Dive Brief:
- Four local energy agencies in the San Francisco Bay area announced a joint solicitation today for the installation of more than 30 MW of energy storage for residential and business customers across three counties. The storage may be combined with new or existing solar systems.
- The solicitation comes as utility customers look to other energy options, including distributed solar and storage as planned power shutoffs to reduce the risk of wildfires caused by utility equipment show no signs of abating.
- The groups expect to choose partner vendor(s) in early 2020 with program details released in spring 2020 and projects "underway soon after with the intent of preempting the next fire season."
Dive Insight:
The four agencies are looking to the solicitation as a means to use local resources to meet California's Resource Adequacy requirements, which have "historically been filled through [purchases] from distant power plants," the groups said in a joint statement.
"This new program shifts the purchase of Resource Adequacy to new local solar power and battery storage systems that provide the benefits of backup power directly to local homes and businesses as well as bill savings," the groups continued.

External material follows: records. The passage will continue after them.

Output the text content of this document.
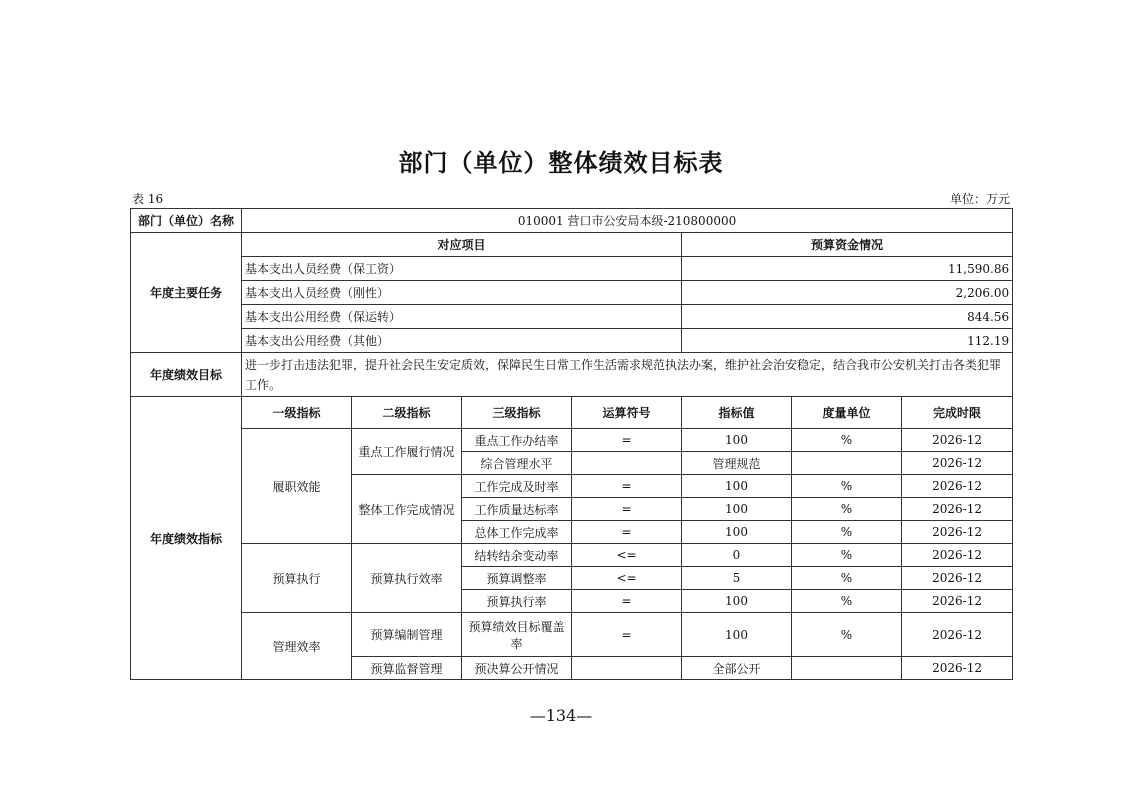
部门（单位）整体绩效目标表
表 16	单位：万元
部门（单位）名称	010001 营口市公安局本级-210800000						
年度主要任务	对应项目				预算资金情况		
	基本支出人员经费（保工资）				11,590.86		
	基本支出人员经费（刚性）				2,206.00		
	基本支出公用经费（保运转）				844.56		
	基本支出公用经费（其他）				112.19		
年度绩效目标	进一步打击违法犯罪，提升社会民生安定质效，保障民生日常工作生活需求规范执法办案，维护社会治安稳定，结合我市公安机关打击各类犯罪工作。						
年度绩效指标	一级指标	二级指标	三级指标	运算符号	指标值	度量单位	完成时限
	履职效能	重点工作履行情况	重点工作办结率	=	100	%	2026-12
			综合管理水平		管理规范		2026-12
		整体工作完成情况	工作完成及时率	=	100	%	2026-12
			工作质量达标率	=	100	%	2026-12
			总体工作完成率	=	100	%	2026-12
	预算执行	预算执行效率	结转结余变动率	<=	0	%	2026-12
			预算调整率	<=	5	%	2026-12
			预算执行率	=	100	%	2026-12
	管理效率	预算编制管理	预算绩效目标覆盖率	=	100	%	2026-12
		预算监督管理	预决算公开情况		全部公开		2026-12
—134—
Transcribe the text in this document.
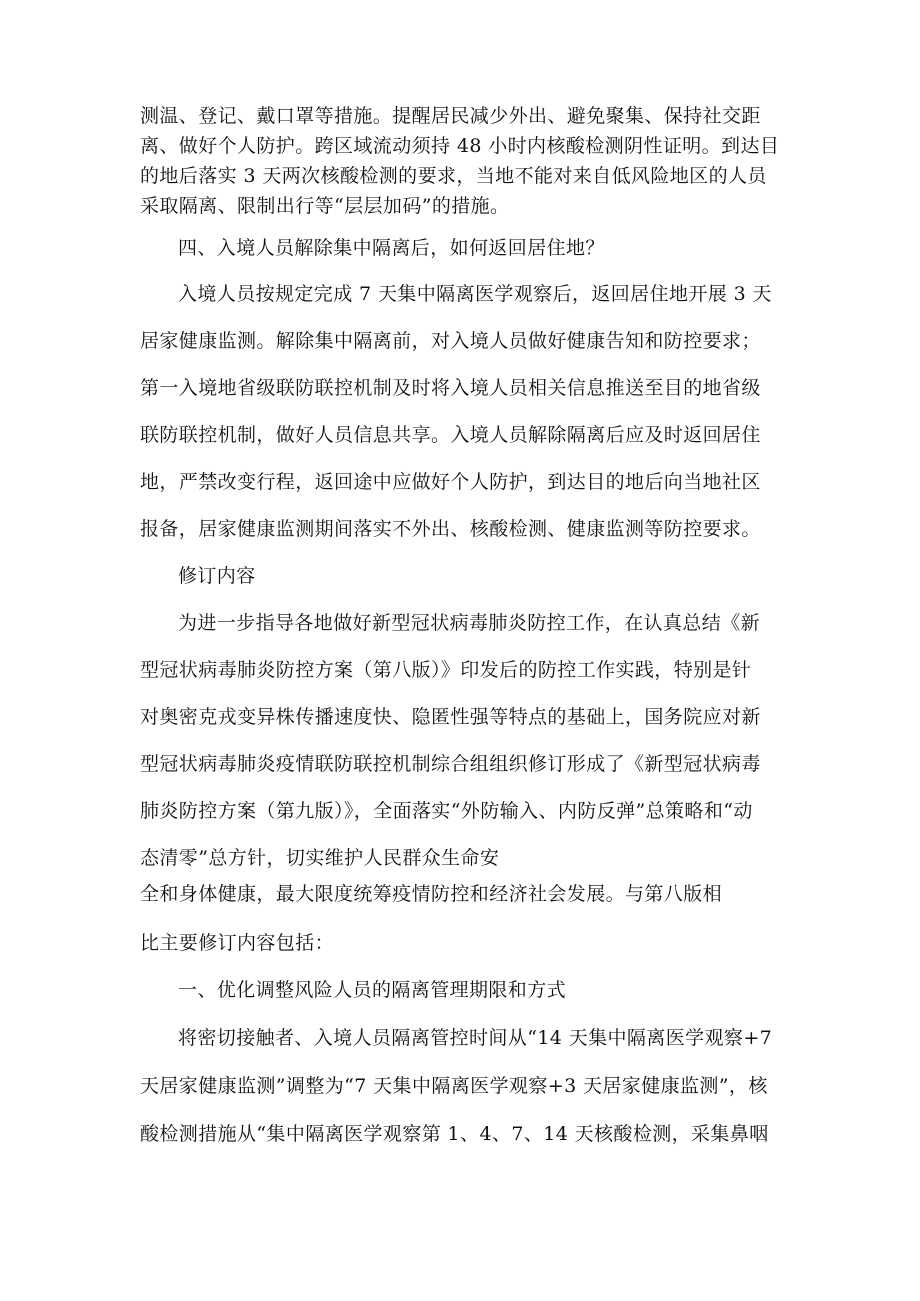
测温、登记、戴口罩等措施。提醒居民减少外出、避免聚集、保持社交距

离、做好个人防护。跨区域流动须持 48 小时内核酸检测阴性证明。到达目

的地后落实 3 天两次核酸检测的要求，当地不能对来自低风险地区的人员

采取隔离、限制出行等“层层加码”的措施。

四、入境人员解除集中隔离后，如何返回居住地？

入境人员按规定完成 7 天集中隔离医学观察后，返回居住地开展 3 天

居家健康监测。解除集中隔离前，对入境人员做好健康告知和防控要求；

第一入境地省级联防联控机制及时将入境人员相关信息推送至目的地省级

联防联控机制，做好人员信息共享。入境人员解除隔离后应及时返回居住

地，严禁改变行程，返回途中应做好个人防护，到达目的地后向当地社区

报备，居家健康监测期间落实不外出、核酸检测、健康监测等防控要求。

修订内容

为进一步指导各地做好新型冠状病毒肺炎防控工作，在认真总结《新

型冠状病毒肺炎防控方案（第八版）》印发后的防控工作实践，特别是针

对奥密克戎变异株传播速度快、隐匿性强等特点的基础上，国务院应对新

型冠状病毒肺炎疫情联防联控机制综合组组织修订形成了《新型冠状病毒

肺炎防控方案（第九版）》，全面落实“外防输入、内防反弹”总策略和“动

态清零”总方针，切实维护人民群众生命安

全和身体健康，最大限度统筹疫情防控和经济社会发展。与第八版相

比主要修订内容包括：

一、优化调整风险人员的隔离管理期限和方式

将密切接触者、入境人员隔离管控时间从“14 天集中隔离医学观察+7

天居家健康监测”调整为“7 天集中隔离医学观察+3 天居家健康监测”，核

酸检测措施从“集中隔离医学观察第 1、4、7、14 天核酸检测，采集鼻咽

The local energy agencies issuing the joint solicitation include East Bay Community Energy, Peninsula Clean Energy, Silicon Valley Clean Energy & Silicon Valley Power. The first three are Community Choice Aggregators (CCAs) that serve Alameda, San Mateo, and Santa Clara counties. The fourth is a municipal utility that serves Santa Clara.
CCAs are proliferating around the country and have seen significant growth in California in the past three years. They were formed to leverage the buying power of large groups of electricity users to get lower electricity prices and meet other customer priorities. In deregulated power market states, this includes a demand for renewable, distributed and — increasingly — local generation.
The Nov. 5 solicitation is not prescriptive, but "includes goals of supporting low-income residents, customers with life-dependent medical equipment, and residents and businesses located in disadvantaged communities," the groups said.
"One potential model for the program is EBCE’s ten-year agreement with San Francisco-based Sunrun for 0.5 megawatts of energy storage in and around Oakland drawn from new solar plus storage installations on low-income housing," they continued.
Responses to the solicitation are due by December 23.